Padgett came back from leave that day to find Sheetz in the same cot that
one of his commanding officers had died in earlier. He squeezed Sheetz's
hand and thought that he would survive his injuries.
It was about two months later that Padgett followed his friend to a clinic
He jumped down off an instant bridge that folds out from a flatbed truck to
cross a stream.
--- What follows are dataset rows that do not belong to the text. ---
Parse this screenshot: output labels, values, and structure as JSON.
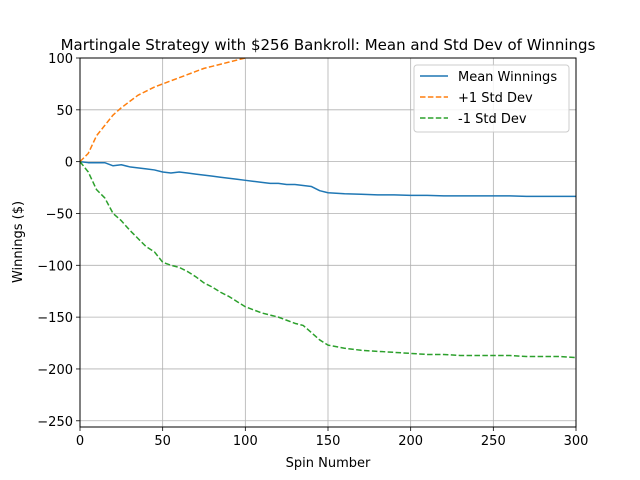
{
  "chart_data": {
    "type": "line",
    "title": "Martingale Strategy with $256 Bankroll: Mean and Std Dev of Winnings",
    "xlabel": "Spin Number",
    "ylabel": "Winnings ($)",
    "xlim": [
      0,
      300
    ],
    "ylim": [
      -256,
      100
    ],
    "xticks": [
      0,
      50,
      100,
      150,
      200,
      250,
      300
    ],
    "yticks": [
      -250,
      -200,
      -150,
      -100,
      -50,
      0,
      50,
      100
    ],
    "grid": true,
    "legend_position": "top-right",
    "series": [
      {
        "name": "Mean Winnings",
        "color": "#1f77b4",
        "style": "solid",
        "x": [
          0,
          5,
          10,
          15,
          20,
          25,
          30,
          35,
          40,
          45,
          50,
          55,
          60,
          65,
          70,
          75,
          80,
          85,
          90,
          95,
          100,
          105,
          110,
          115,
          120,
          125,
          130,
          135,
          140,
          145,
          150,
          160,
          170,
          180,
          190,
          200,
          210,
          220,
          230,
          240,
          250,
          260,
          270,
          280,
          290,
          300
        ],
        "y": [
          0,
          -1,
          -1,
          -1,
          -4,
          -3,
          -5,
          -6,
          -7,
          -8,
          -10,
          -11,
          -10,
          -11,
          -12,
          -13,
          -14,
          -15,
          -16,
          -17,
          -18,
          -19,
          -20,
          -21,
          -21,
          -22,
          -22,
          -23,
          -24,
          -28,
          -30,
          -31,
          -31.5,
          -32,
          -32,
          -32.5,
          -32.5,
          -33,
          -33,
          -33,
          -33,
          -33,
          -33.5,
          -33.5,
          -33.5,
          -33.5
        ]
      },
      {
        "name": "+1 Std Dev",
        "color": "#ff7f0e",
        "style": "dashed",
        "x": [
          0,
          5,
          10,
          15,
          20,
          25,
          30,
          35,
          40,
          45,
          50,
          55,
          60,
          65,
          70,
          75,
          80,
          85,
          90,
          95,
          100
        ],
        "y": [
          0,
          8,
          25,
          35,
          45,
          52,
          58,
          64,
          68,
          72,
          75,
          78,
          81,
          84,
          87,
          90,
          92,
          94,
          96,
          98,
          100
        ]
      },
      {
        "name": "-1 Std Dev",
        "color": "#2ca02c",
        "style": "dashed",
        "x": [
          0,
          5,
          10,
          15,
          20,
          25,
          30,
          35,
          40,
          45,
          50,
          55,
          60,
          65,
          70,
          75,
          80,
          85,
          90,
          95,
          100,
          105,
          110,
          115,
          120,
          125,
          130,
          135,
          140,
          145,
          150,
          160,
          170,
          180,
          190,
          200,
          210,
          220,
          230,
          240,
          250,
          260,
          270,
          280,
          290,
          300
        ],
        "y": [
          0,
          -10,
          -27,
          -35,
          -50,
          -57,
          -66,
          -74,
          -82,
          -87,
          -97,
          -100,
          -102,
          -106,
          -111,
          -117,
          -121,
          -126,
          -130,
          -135,
          -140,
          -143,
          -146,
          -148,
          -150,
          -153,
          -156,
          -158,
          -165,
          -172,
          -177,
          -180,
          -182,
          -183,
          -184,
          -185,
          -186,
          -186,
          -187,
          -187,
          -187,
          -187,
          -188,
          -188,
          -188,
          -189
        ]
      }
    ]
  }
}
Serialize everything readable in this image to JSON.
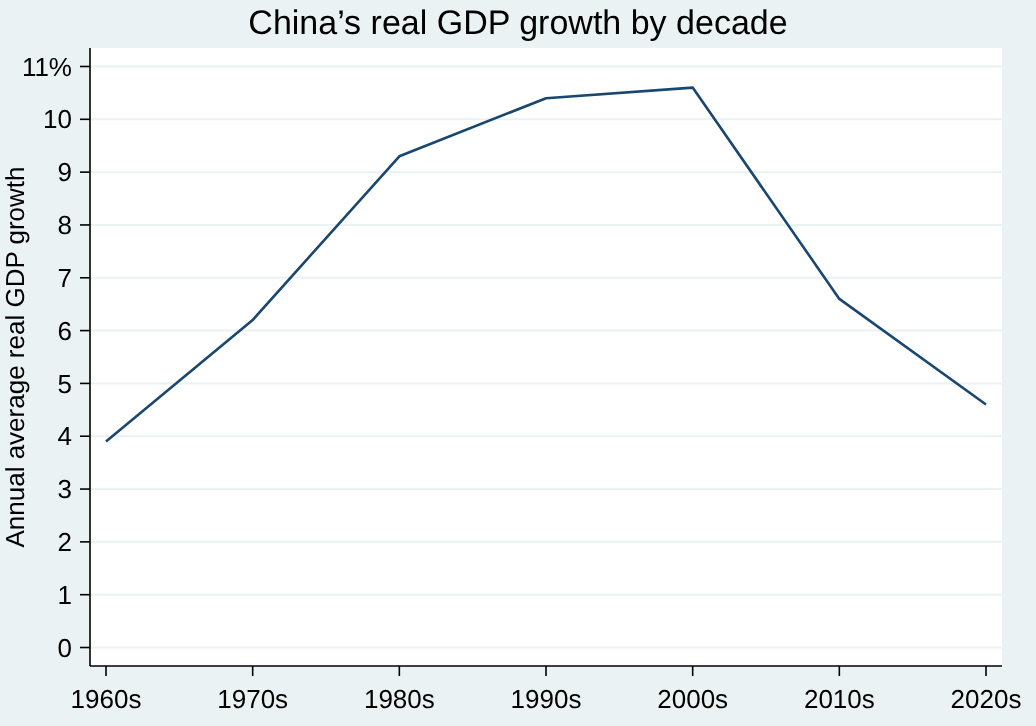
{
  "chart_data": {
    "type": "line",
    "title": "China’s real GDP growth by decade",
    "ylabel": "Annual average real GDP growth",
    "categories": [
      "1960s",
      "1970s",
      "1980s",
      "1990s",
      "2000s",
      "2010s",
      "2020s"
    ],
    "series": [
      {
        "color": "#1a476f",
        "values": [
          3.9,
          6.2,
          9.3,
          10.4,
          10.6,
          6.6,
          4.6
        ]
      }
    ],
    "ylim": [
      -0.35,
      11.35
    ],
    "yticks": [
      0,
      1,
      2,
      3,
      4,
      5,
      6,
      7,
      8,
      9,
      10,
      {
        "value": 11,
        "label": "11%"
      }
    ],
    "grid": "y",
    "marker": "none",
    "line_style": "solid"
  }
}
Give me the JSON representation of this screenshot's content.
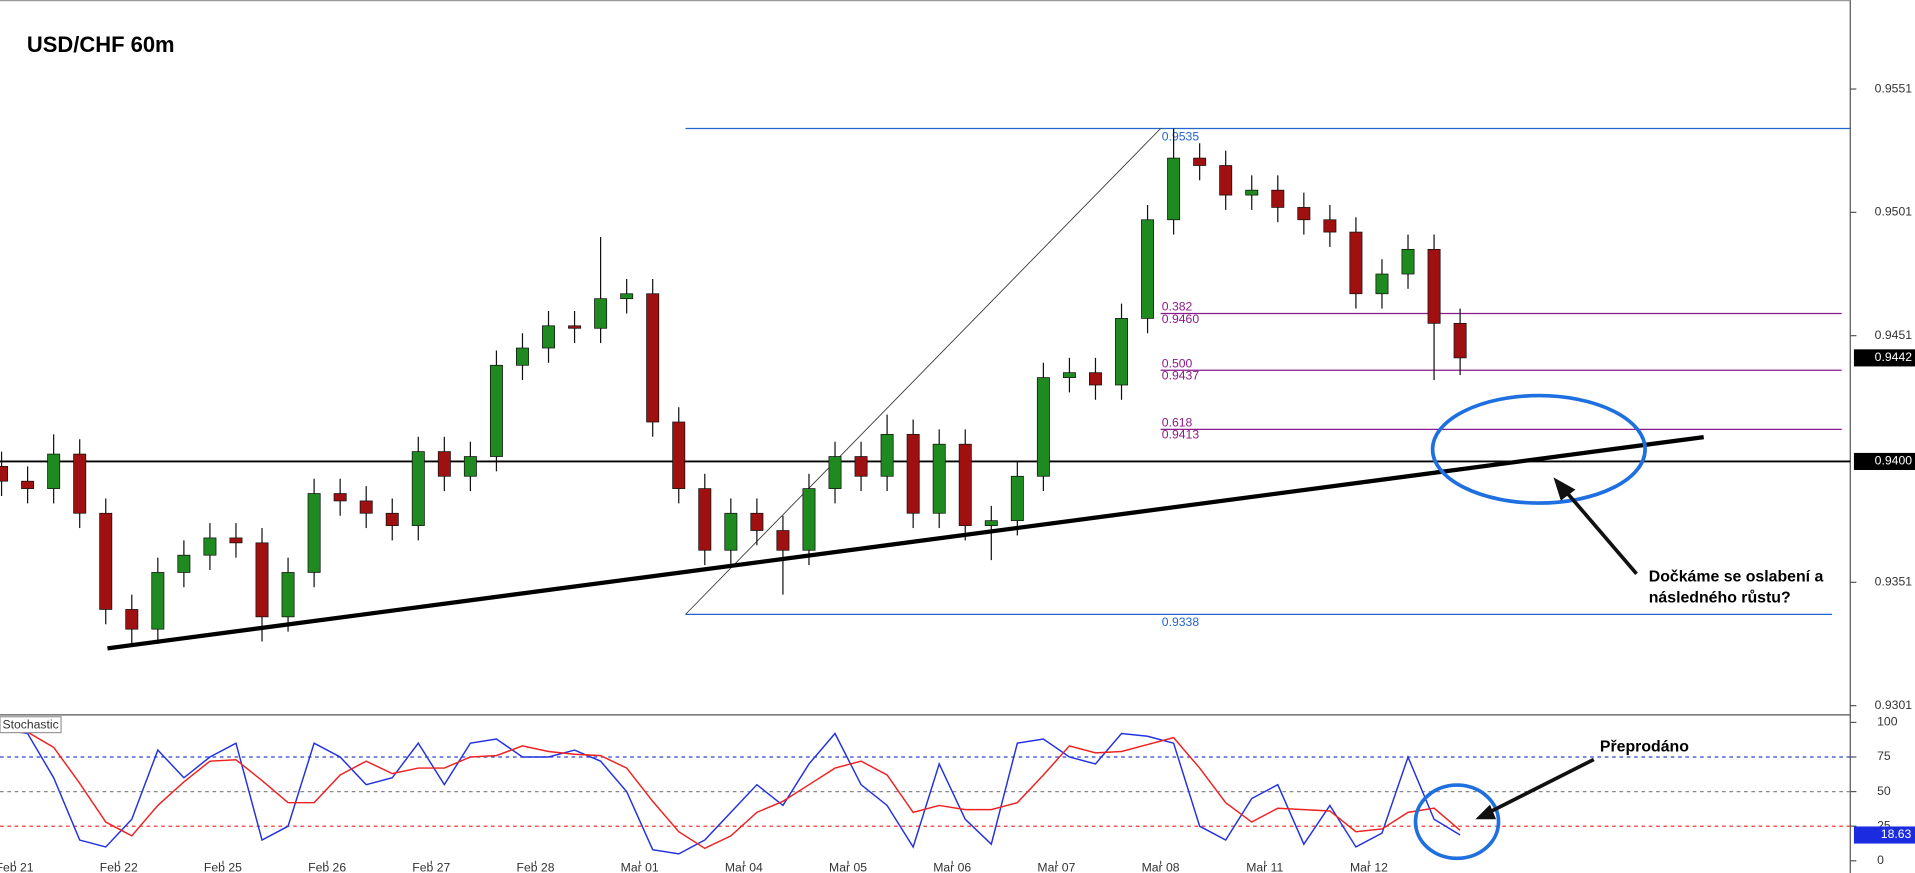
{
  "chart_data": [
    {
      "type": "candlestick",
      "title": "USD/CHF 60m",
      "x": [
        -0.125,
        0.125,
        0.375,
        0.625,
        0.875,
        1.125,
        1.375,
        1.625,
        1.875,
        2.125,
        2.375,
        2.625,
        2.875,
        3.125,
        3.375,
        3.625,
        3.875,
        4.125,
        4.375,
        4.625,
        4.875,
        5.125,
        5.375,
        5.625,
        5.875,
        6.125,
        6.375,
        6.625,
        6.875,
        7.125,
        7.375,
        7.625,
        7.875,
        8.125,
        8.375,
        8.625,
        8.875,
        9.125,
        9.375,
        9.625,
        9.875,
        10.125,
        10.375,
        10.625,
        10.875,
        11.125,
        11.375,
        11.625,
        11.875,
        12.125,
        12.375,
        12.625,
        12.875,
        13.125,
        13.375,
        13.625,
        13.875
      ],
      "open": [
        0.9398,
        0.9392,
        0.9389,
        0.9403,
        0.9379,
        0.934,
        0.9332,
        0.9355,
        0.9362,
        0.9369,
        0.9367,
        0.9337,
        0.9355,
        0.9387,
        0.9384,
        0.9379,
        0.9374,
        0.9404,
        0.9394,
        0.9402,
        0.9439,
        0.9446,
        0.9455,
        0.9454,
        0.9466,
        0.9468,
        0.9416,
        0.9389,
        0.9364,
        0.9379,
        0.9372,
        0.9364,
        0.9389,
        0.9402,
        0.9394,
        0.9411,
        0.9379,
        0.9407,
        0.9374,
        0.9376,
        0.9394,
        0.9434,
        0.9436,
        0.9431,
        0.9458,
        0.9498,
        0.9523,
        0.952,
        0.9508,
        0.951,
        0.9503,
        0.9498,
        0.9493,
        0.9468,
        0.9476,
        0.9486,
        0.9456
      ],
      "high": [
        0.9404,
        0.9398,
        0.9411,
        0.9409,
        0.9385,
        0.9346,
        0.9361,
        0.9368,
        0.9375,
        0.9375,
        0.9373,
        0.9361,
        0.9393,
        0.9393,
        0.939,
        0.9385,
        0.941,
        0.941,
        0.9408,
        0.9445,
        0.9452,
        0.9461,
        0.9461,
        0.9491,
        0.9474,
        0.9474,
        0.9422,
        0.9395,
        0.9385,
        0.9385,
        0.9378,
        0.9395,
        0.9408,
        0.9408,
        0.9419,
        0.9417,
        0.9413,
        0.9413,
        0.9382,
        0.94,
        0.944,
        0.9442,
        0.9442,
        0.9464,
        0.9504,
        0.9535,
        0.9529,
        0.9526,
        0.9516,
        0.9516,
        0.9509,
        0.9504,
        0.9499,
        0.9482,
        0.9492,
        0.9492,
        0.9462
      ],
      "low": [
        0.9386,
        0.9383,
        0.9383,
        0.9373,
        0.9334,
        0.9325,
        0.9326,
        0.9349,
        0.9356,
        0.9361,
        0.9327,
        0.9331,
        0.9349,
        0.9378,
        0.9373,
        0.9368,
        0.9368,
        0.9388,
        0.9388,
        0.9396,
        0.9433,
        0.944,
        0.9448,
        0.9448,
        0.946,
        0.941,
        0.9383,
        0.9358,
        0.9358,
        0.9366,
        0.9346,
        0.9358,
        0.9383,
        0.9388,
        0.9388,
        0.9373,
        0.9373,
        0.9368,
        0.936,
        0.937,
        0.9388,
        0.9428,
        0.9425,
        0.9425,
        0.9452,
        0.9492,
        0.9514,
        0.9502,
        0.9502,
        0.9497,
        0.9492,
        0.9487,
        0.9462,
        0.9462,
        0.947,
        0.9433,
        0.9435
      ],
      "close": [
        0.9392,
        0.9389,
        0.9403,
        0.9379,
        0.934,
        0.9332,
        0.9355,
        0.9362,
        0.9369,
        0.9367,
        0.9337,
        0.9355,
        0.9387,
        0.9384,
        0.9379,
        0.9374,
        0.9404,
        0.9394,
        0.9402,
        0.9439,
        0.9446,
        0.9455,
        0.9454,
        0.9466,
        0.9468,
        0.9416,
        0.9389,
        0.9364,
        0.9379,
        0.9372,
        0.9364,
        0.9389,
        0.9402,
        0.9394,
        0.9411,
        0.9379,
        0.9407,
        0.9374,
        0.9376,
        0.9394,
        0.9434,
        0.9436,
        0.9431,
        0.9458,
        0.9498,
        0.9523,
        0.952,
        0.9508,
        0.951,
        0.9503,
        0.9498,
        0.9493,
        0.9468,
        0.9476,
        0.9486,
        0.9456,
        0.9442
      ],
      "up_color": "#1f8a1f",
      "down_color": "#a01010",
      "xlim": [
        -0.14,
        17.62
      ],
      "ylim": [
        0.92975,
        0.95871
      ],
      "yticks": [
        0.9301,
        0.9351,
        0.9451,
        0.9501,
        0.9551
      ],
      "current_price": 0.9442,
      "hline": {
        "value": 0.94,
        "label": "0.9400"
      },
      "fib": {
        "start": 6.44,
        "end": 17.62,
        "level_start": 11.0,
        "color": "#2266cc",
        "level_color": "#8b1a8b",
        "high": 0.9535,
        "low": {
          "value": 0.9338,
          "label": "0.9338"
        },
        "levels": [
          {
            "ratio": "0.382",
            "price": {
              "value": 0.946,
              "label": "0.9460"
            }
          },
          {
            "ratio": "0.500",
            "price": 0.9437
          },
          {
            "ratio": "0.618",
            "price": 0.9413
          }
        ]
      },
      "annotation": [
        "Dočkáme se oslabení a",
        "následného růstu?"
      ]
    },
    {
      "type": "line",
      "title": "Stochastic",
      "x": [
        -0.125,
        0.125,
        0.375,
        0.625,
        0.875,
        1.125,
        1.375,
        1.625,
        1.875,
        2.125,
        2.375,
        2.625,
        2.875,
        3.125,
        3.375,
        3.625,
        3.875,
        4.125,
        4.375,
        4.625,
        4.875,
        5.125,
        5.375,
        5.625,
        5.875,
        6.125,
        6.375,
        6.625,
        6.875,
        7.125,
        7.375,
        7.625,
        7.875,
        8.125,
        8.375,
        8.625,
        8.875,
        9.125,
        9.375,
        9.625,
        9.875,
        10.125,
        10.375,
        10.625,
        10.875,
        11.125,
        11.375,
        11.625,
        11.875,
        12.125,
        12.375,
        12.625,
        12.875,
        13.125,
        13.375,
        13.625,
        13.875
      ],
      "series": [
        {
          "color": "#2233dd",
          "values": [
            95,
            92,
            60,
            15,
            10,
            30,
            80,
            60,
            75,
            85,
            15,
            25,
            85,
            75,
            55,
            60,
            85,
            55,
            85,
            88,
            75,
            75,
            80,
            72,
            50,
            8,
            5,
            15,
            35,
            55,
            40,
            70,
            92,
            55,
            40,
            10,
            70,
            30,
            12,
            85,
            88,
            75,
            70,
            92,
            90,
            85,
            25,
            15,
            45,
            55,
            12,
            40,
            10,
            20,
            75,
            30,
            18.63
          ]
        },
        {
          "color": "#ee2222",
          "values": [
            93,
            93,
            82,
            56,
            28,
            18,
            40,
            57,
            72,
            73,
            58,
            42,
            42,
            62,
            72,
            63,
            67,
            67,
            75,
            76,
            83,
            79,
            77,
            76,
            67,
            43,
            21,
            9,
            18,
            35,
            43,
            55,
            67,
            72,
            62,
            35,
            40,
            37,
            37,
            42,
            62,
            83,
            78,
            79,
            84,
            89,
            67,
            42,
            28,
            38,
            37,
            36,
            21,
            23,
            35,
            38,
            22
          ]
        }
      ],
      "current_value": 18.63,
      "xlim": [
        -0.14,
        17.62
      ],
      "ylim": [
        0,
        105
      ],
      "yticks": [
        0,
        25,
        50,
        75,
        100
      ],
      "levels": [
        {
          "value": 75,
          "color": "#3344cc"
        },
        {
          "value": 50,
          "color": "#888888"
        },
        {
          "value": 25,
          "color": "#ee2222"
        }
      ],
      "xticks": [
        {
          "value": 0,
          "label": "Feb 21"
        },
        {
          "value": 1,
          "label": "Feb 22"
        },
        {
          "value": 2,
          "label": "Feb 25"
        },
        {
          "value": 3,
          "label": "Feb 26"
        },
        {
          "value": 4,
          "label": "Feb 27"
        },
        {
          "value": 5,
          "label": "Feb 28"
        },
        {
          "value": 6,
          "label": "Mar 01"
        },
        {
          "value": 7,
          "label": "Mar 04"
        },
        {
          "value": 8,
          "label": "Mar 05"
        },
        {
          "value": 9,
          "label": "Mar 06"
        },
        {
          "value": 10,
          "label": "Mar 07"
        },
        {
          "value": 11,
          "label": "Mar 08"
        },
        {
          "value": 12,
          "label": "Mar 11"
        },
        {
          "value": 13,
          "label": "Mar 12"
        }
      ],
      "annotation": "Přeprodáno"
    }
  ]
}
He landed on a landmine and lost his leg.
Padgett and Sheetz caught up with each other stateside at Walter Reed Army
Hospital, but lost track of each other when they were discharged.
They found each other at a reunion of the engineer's corps two years ago.
Sheetz had lost one eye and most vision in the other, as well as part of his
larynx, and hasn't been able to drive.
"I'm not complaining one bit," he says now. "There's a lot more guys on that
[Vietnam Memorial] wall worse off than me."
The two began making plans, along with several others, to drive out to Fort
Irwin, Calif., to visit their old unit's base, see the troops train and
check out its museum.
So Padgett picked up his friend and drove 5,000 miles roundtrip for a visit.
They picked up fellow veterans from the 919th: Rick O'Dell in Vinton - the
guy that Sheetz credits with saving his life on the day of the attack - and
Sam Caldwell in Texas and Joe Rooney in Santa Clara, Calif.
The vets joked they had a one-legged driver and a blind navigator.
They took side trips to see other comrades, like Ben Fields, who couldn't go
to the reunion, and made a stop in Las Vegas.
A stop in Aspen offered Sheetz his first in-person look at winter weather.
"I never saw icicles before," he said. "I got out of the car and got my feet
wet in the snow. I never knew snow got your feet wet."
What really impressed the friends, though, was the personnel at Fort Irwin.
A lieutenant served as a liaison and two soldiers had the assignment of
showing the veterans the base and the war games taking place.
"It was sort of like having a valet at a hotel," Padgett said.
Technology in the field has taken huge steps forward with developments such
as global positioning systems and satellite phones.
A two-star general seemed quite approachable, compared to what the vets were
familiar with in the past. He gave two of the corps' medallions to Padgett,
who admitted to being "too star struck" to ask for the same for his buddies.
"They haven't let me live that one down."
An all-volunteer Army made a huge difference in morale at the base.
The mess hall also proved to be quite different than what Padgett and Sheetz
experienced in the Army.
"What stuck out in my mind is going to the mess hall and having 60 varieties
of food," Padgett said.
When they went to the base museum, Sheetz noticed the record wasn't complete
for the 919th from when they were soldiers.
He brought along articles that proved that the unit won four citations that
had not been accounted for in the museum. He donated his clippings to the
museum so it would have documentation.
The most exciting part of the visit was fulfilling a dream of Sheetz's,
Padgett said - to get him an opportunity to drive a personnel carrier again.
The vets crowded in and Sheetz drove through the Mojave Desert, despite his
virtual lack of vision. Padgett said he is still a smooth driver.
Don't lose contact with your Army friends, the vets told the soldiers. The
other soldiers will be able to understand you in ways your family can't,
Sheetz, Padgett and other veterans talk often, especially when they want to
blow off steam about something connected with the military.
"Thank God for cell phones," Sheetz said.
"Stay in touch," he said. "Don't spend 35 years looking for each other."